Very few company founders start out with management experience, so they tend to make it up as they go along. Sometimes they try to reinvent management from first principles. More often than not, they manage their startups the way that they’ve seen management work on TV and in movies. I’ll bet more entrepreneurs model their behavior on Captain Picard from Star Trek than any nonfiction human.
Most TV management is of the “command and control” variety. The CEO makes a decision, and tells his lieutenants. They convey this important decision to the teams, who execute on the CEO’s decision. It’s top-down management. All authority and power and decisions flow from the top. How could it work any other way?
This system probably works very well when you are trying to organize a team of manual laborers with interchangeable skills to sweep up the ticker tape in the street after the Giants parade BECAUSE THE GIANTS WON THE SUPER BOWL IF YOU DID NOT NOTICE.
Command and Control probably worked great in the toothpaste factory where Charlie Bucket’s father screwed the little caps on tubes.
This system is also pretty obvious, so it’s what 90% of startup founders try first.
Seductively, it even works OK for a three person company.
This is dangerous because you don’t notice that it’s not going to scale. And when the company grows from 3 to 30, top-down management doesn’t work, because it doesn’t take advantage of everyone’s brains in the organization.
Turns out, it’s positively de-motivating to work for a company where your job is just to shut up and take orders. In tech startup land, we all understand instinctively that we have to hire super smart people, but we forget that we then have to organize the workforce so that those people can use their brains 24/7.
Thus, the upside-down pyramid. Stop thinking of the management team at the top of the organization. Start thinking of the software developers, the designers, the product managers, and the front line sales people as the top of the organization.
The “management team” isn’t the “decision making” team. It’s a support function. You may want to call them administration instead of management, which will keep them from getting too big for their britches.
Administrators aren’t supposed to make the hard decisions. They don’t know enough. All those super genius computer scientists that you had to recruit from MIT at great expense are supposed to make the hard decisions. That’s why you’re paying them. Administrators exist to move the furniture around so that the people at the top of the tree can make the hard decisions.
When two engineers get into an argument about whether to use one big Flash SSD drive or several small SSD drives, do you really think the CEO is going to know better than the two line engineers, who have just spent three days arguing and researching and testing?
Think about how a university department organizes itself. There are professors at various ranks, who pretty much just do whatever the heck they want. Then there’s a department chairperson who, more often than not, got suckered into the role. The chairperson of the department might call meetings and adjudicate who teaches what class, but she certainly doesn’t tell the other professors what research to do, or when to hold office hours, or what to write or think.
That’s the way it has to work in a knowledge organization. You don’t build a startup with one big gigantic brain on the top, and a bunch of lesser brains obeying orders down below. You try to get everyone to have a gigantic brain in their area, and you provide a minimum amount of administrative support to keep them humming along.

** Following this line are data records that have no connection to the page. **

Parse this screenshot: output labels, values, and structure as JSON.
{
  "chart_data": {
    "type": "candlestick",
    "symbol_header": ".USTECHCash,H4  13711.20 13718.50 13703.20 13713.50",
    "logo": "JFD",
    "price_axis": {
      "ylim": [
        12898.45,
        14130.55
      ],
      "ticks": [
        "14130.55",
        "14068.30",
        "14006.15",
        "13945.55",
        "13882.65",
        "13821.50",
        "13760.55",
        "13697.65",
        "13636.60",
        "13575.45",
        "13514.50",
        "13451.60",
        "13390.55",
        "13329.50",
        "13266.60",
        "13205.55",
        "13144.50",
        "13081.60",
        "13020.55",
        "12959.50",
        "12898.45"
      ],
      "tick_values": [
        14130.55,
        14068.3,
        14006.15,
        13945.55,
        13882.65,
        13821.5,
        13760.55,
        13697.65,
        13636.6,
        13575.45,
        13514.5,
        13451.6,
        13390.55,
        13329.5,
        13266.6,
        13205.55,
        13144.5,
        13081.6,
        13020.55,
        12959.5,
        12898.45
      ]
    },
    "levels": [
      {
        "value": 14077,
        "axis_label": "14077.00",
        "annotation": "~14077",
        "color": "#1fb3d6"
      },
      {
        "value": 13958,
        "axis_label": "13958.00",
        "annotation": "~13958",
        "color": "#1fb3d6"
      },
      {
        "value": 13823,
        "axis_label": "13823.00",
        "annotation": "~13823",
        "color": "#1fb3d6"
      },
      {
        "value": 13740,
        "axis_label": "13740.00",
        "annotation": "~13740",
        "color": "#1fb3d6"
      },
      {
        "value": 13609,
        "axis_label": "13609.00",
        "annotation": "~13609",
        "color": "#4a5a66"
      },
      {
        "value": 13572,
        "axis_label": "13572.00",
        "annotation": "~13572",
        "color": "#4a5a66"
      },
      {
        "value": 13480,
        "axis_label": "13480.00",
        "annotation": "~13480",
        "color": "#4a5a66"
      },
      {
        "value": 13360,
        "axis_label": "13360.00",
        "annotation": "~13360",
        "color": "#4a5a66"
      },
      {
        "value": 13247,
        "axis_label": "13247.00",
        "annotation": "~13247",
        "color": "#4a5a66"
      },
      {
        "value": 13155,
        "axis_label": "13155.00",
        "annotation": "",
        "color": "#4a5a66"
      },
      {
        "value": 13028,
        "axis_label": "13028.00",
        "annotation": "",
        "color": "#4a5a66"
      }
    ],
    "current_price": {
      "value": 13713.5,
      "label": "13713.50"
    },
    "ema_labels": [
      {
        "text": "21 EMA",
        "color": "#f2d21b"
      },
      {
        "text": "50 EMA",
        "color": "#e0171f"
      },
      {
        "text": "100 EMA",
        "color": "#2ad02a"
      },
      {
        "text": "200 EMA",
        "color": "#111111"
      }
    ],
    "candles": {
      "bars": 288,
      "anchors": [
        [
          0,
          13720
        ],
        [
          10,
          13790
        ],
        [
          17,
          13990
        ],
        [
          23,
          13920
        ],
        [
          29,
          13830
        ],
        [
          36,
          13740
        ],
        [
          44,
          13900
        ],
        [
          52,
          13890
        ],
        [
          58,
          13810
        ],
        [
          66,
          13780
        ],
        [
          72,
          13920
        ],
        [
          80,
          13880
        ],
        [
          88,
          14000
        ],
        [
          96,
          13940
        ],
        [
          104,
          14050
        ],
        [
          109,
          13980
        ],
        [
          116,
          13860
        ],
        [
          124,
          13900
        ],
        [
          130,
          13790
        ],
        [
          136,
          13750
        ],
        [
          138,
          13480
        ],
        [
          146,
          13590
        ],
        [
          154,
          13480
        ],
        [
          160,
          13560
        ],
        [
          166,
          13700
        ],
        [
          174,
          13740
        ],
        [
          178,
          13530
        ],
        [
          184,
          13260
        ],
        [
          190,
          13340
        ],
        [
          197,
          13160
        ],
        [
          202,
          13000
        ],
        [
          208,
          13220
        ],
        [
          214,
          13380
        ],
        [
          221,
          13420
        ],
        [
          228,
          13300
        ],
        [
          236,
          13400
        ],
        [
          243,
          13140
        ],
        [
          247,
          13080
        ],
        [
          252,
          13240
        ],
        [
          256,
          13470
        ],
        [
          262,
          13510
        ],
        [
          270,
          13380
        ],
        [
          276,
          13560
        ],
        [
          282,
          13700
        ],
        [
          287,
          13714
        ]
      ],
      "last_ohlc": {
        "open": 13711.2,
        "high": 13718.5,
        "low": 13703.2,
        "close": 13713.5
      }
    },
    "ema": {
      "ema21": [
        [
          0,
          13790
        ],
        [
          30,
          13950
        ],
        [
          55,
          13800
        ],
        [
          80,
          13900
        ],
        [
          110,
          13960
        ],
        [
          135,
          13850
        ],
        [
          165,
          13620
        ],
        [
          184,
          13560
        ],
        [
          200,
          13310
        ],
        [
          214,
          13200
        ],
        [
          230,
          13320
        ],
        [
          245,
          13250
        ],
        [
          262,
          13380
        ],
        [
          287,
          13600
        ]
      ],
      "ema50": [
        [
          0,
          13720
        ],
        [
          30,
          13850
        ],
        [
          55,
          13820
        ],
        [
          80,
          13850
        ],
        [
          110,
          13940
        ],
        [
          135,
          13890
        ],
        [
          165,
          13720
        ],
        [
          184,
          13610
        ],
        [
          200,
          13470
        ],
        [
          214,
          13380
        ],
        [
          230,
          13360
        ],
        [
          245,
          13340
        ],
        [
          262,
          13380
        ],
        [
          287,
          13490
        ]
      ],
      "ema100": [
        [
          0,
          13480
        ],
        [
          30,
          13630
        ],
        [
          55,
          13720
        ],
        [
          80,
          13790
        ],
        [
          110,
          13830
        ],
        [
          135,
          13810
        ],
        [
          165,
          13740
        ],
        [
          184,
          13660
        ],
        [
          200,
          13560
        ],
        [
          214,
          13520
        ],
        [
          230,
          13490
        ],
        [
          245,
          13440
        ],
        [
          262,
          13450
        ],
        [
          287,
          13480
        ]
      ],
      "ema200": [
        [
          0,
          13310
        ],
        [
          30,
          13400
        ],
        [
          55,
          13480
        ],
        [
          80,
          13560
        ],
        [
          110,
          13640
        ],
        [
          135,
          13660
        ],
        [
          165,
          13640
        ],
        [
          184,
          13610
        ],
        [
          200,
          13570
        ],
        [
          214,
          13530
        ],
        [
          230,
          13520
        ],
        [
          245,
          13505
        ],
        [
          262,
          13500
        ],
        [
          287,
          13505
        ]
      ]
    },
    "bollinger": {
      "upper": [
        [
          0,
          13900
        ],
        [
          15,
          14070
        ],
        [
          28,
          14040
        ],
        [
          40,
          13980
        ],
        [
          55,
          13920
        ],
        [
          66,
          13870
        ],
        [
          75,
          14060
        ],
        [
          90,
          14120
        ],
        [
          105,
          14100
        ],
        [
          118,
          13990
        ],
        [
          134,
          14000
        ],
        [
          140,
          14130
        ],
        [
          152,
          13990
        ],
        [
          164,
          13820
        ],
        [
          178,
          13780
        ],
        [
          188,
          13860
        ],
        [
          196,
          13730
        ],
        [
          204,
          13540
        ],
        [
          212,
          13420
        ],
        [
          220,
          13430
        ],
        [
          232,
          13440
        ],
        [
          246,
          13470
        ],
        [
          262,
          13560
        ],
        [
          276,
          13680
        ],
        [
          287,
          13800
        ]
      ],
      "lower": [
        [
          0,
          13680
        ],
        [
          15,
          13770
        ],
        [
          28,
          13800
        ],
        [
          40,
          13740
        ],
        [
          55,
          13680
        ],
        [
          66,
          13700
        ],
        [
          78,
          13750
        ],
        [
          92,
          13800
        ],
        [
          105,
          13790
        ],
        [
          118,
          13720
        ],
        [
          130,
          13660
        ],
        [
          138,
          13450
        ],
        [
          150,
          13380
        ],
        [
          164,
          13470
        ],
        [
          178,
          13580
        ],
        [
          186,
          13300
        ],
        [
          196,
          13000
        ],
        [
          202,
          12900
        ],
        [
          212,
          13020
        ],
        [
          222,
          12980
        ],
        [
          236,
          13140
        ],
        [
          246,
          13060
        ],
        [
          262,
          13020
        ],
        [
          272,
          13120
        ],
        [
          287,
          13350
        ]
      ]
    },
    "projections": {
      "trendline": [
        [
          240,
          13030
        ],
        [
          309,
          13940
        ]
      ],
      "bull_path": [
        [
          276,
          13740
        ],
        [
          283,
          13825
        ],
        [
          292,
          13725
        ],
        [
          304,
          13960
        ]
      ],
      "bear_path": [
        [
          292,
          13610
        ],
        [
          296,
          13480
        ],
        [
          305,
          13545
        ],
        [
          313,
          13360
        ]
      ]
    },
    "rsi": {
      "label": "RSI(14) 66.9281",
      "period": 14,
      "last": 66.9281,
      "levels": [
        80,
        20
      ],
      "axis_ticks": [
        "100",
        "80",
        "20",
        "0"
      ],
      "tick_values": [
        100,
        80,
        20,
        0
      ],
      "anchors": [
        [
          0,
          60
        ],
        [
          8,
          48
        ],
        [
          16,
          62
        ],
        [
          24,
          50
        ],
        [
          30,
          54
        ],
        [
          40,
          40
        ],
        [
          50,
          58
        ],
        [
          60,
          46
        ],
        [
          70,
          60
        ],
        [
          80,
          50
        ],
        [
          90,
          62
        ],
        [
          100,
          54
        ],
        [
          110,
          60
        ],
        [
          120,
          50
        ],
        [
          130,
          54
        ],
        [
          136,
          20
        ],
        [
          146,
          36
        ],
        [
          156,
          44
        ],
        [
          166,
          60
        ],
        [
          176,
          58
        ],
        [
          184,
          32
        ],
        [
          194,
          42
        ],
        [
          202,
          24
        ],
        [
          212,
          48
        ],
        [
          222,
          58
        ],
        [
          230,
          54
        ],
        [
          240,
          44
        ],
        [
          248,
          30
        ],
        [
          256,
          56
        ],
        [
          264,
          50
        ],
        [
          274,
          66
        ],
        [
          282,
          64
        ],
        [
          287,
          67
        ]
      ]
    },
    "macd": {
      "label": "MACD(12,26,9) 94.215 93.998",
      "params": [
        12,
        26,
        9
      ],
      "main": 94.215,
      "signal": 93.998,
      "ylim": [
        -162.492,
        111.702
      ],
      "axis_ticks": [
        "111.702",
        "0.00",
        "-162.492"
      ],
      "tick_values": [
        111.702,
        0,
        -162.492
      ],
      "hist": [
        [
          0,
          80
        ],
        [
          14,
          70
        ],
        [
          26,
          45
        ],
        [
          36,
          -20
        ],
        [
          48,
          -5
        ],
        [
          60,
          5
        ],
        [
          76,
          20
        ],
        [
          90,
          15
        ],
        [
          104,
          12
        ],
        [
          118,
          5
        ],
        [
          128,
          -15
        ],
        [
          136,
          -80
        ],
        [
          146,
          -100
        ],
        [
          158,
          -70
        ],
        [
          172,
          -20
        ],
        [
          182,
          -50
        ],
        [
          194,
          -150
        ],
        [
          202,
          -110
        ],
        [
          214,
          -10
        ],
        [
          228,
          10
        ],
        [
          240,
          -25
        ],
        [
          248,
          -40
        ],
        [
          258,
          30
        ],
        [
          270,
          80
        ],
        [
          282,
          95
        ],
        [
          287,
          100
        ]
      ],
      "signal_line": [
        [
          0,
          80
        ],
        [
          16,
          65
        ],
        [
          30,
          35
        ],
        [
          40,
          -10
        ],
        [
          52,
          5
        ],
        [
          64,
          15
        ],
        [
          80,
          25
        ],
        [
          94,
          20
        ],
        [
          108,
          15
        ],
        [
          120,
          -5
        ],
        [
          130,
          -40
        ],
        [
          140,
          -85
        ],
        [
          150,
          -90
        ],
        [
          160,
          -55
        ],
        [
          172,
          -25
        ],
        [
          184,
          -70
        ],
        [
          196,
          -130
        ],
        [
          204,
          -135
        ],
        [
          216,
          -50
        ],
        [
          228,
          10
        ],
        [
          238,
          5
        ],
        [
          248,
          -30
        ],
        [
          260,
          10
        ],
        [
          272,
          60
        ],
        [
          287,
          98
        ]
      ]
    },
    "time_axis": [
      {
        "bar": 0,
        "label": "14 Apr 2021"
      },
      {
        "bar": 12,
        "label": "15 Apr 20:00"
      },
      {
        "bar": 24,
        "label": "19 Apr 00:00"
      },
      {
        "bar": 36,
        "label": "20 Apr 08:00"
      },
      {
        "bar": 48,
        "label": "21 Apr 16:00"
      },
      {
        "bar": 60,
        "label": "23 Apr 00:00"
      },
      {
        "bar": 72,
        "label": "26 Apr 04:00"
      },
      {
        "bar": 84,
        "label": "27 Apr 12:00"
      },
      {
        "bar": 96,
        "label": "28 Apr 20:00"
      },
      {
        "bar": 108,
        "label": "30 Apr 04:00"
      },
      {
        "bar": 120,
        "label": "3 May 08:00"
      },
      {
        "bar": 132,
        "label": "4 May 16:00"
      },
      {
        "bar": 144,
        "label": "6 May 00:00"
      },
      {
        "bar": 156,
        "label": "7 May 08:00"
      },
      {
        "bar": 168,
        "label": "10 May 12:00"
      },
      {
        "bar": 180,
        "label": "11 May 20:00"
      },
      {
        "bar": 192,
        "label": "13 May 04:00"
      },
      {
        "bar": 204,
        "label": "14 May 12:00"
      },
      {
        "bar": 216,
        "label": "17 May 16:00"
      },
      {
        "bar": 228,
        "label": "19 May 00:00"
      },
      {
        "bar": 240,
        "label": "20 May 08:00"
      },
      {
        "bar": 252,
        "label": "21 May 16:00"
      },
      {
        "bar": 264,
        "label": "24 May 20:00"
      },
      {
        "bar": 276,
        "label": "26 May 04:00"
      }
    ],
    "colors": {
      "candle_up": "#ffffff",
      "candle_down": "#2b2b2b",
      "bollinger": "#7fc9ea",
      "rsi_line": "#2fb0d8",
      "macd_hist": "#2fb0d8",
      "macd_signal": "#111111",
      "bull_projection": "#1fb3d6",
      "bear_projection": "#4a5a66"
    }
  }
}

This is my view of management as administration—as a service corps that helps the talented individuals that build and sell products do their jobs better. Attempting to see management as the ultimate decision makers demotivates the smart people in the organization who, without the authority to do what they know is right, will grow frustrated and leave. And if this happens, you won’t notice it, but you’ll be left with a bunch of yes-men, who don’t particularly care (or know) how things should work, and the company will only have one brain – the CEO’s. See what I mean about “it doesn’t scale?”
And yes, you’re right, Steve Jobs didn’t manage this way. He was a dictatorial, autocratic asshole who ruled by fiat and fear. Maybe he made great products this way. But you? You are not Steve Jobs. You are not better at design than everyone in your company. You are not better at programming than every engineer in your company. You are not better at sales than every salesperson in the company.
It is not, as it turns out, necessary to be a micromanaging psychopath with narcissistic personality disorder (or even to pretend to be one) if you just hire smart people and give them real authority. The saddest thing about the Steve Jobs hagiography is all the young “incubator twerps” strutting around Mountain View deliberately cultivating their worst personality traits because they imagine that’s what made Steve Jobs a design genius. Cum hoc ergo propter hoc, young twerp. Maybe try wearing a black turtleneck too.
For every Steve Jobs, there are a thousand leaders who learned to hire smart people and let them build great things in a nurturing environment of empowerment and it was AWESOME. That doesn’t mean lowering your standards. It doesn’t mean letting people do bad work. It means hiring smart people who get things done—and then getting the hell out of the way.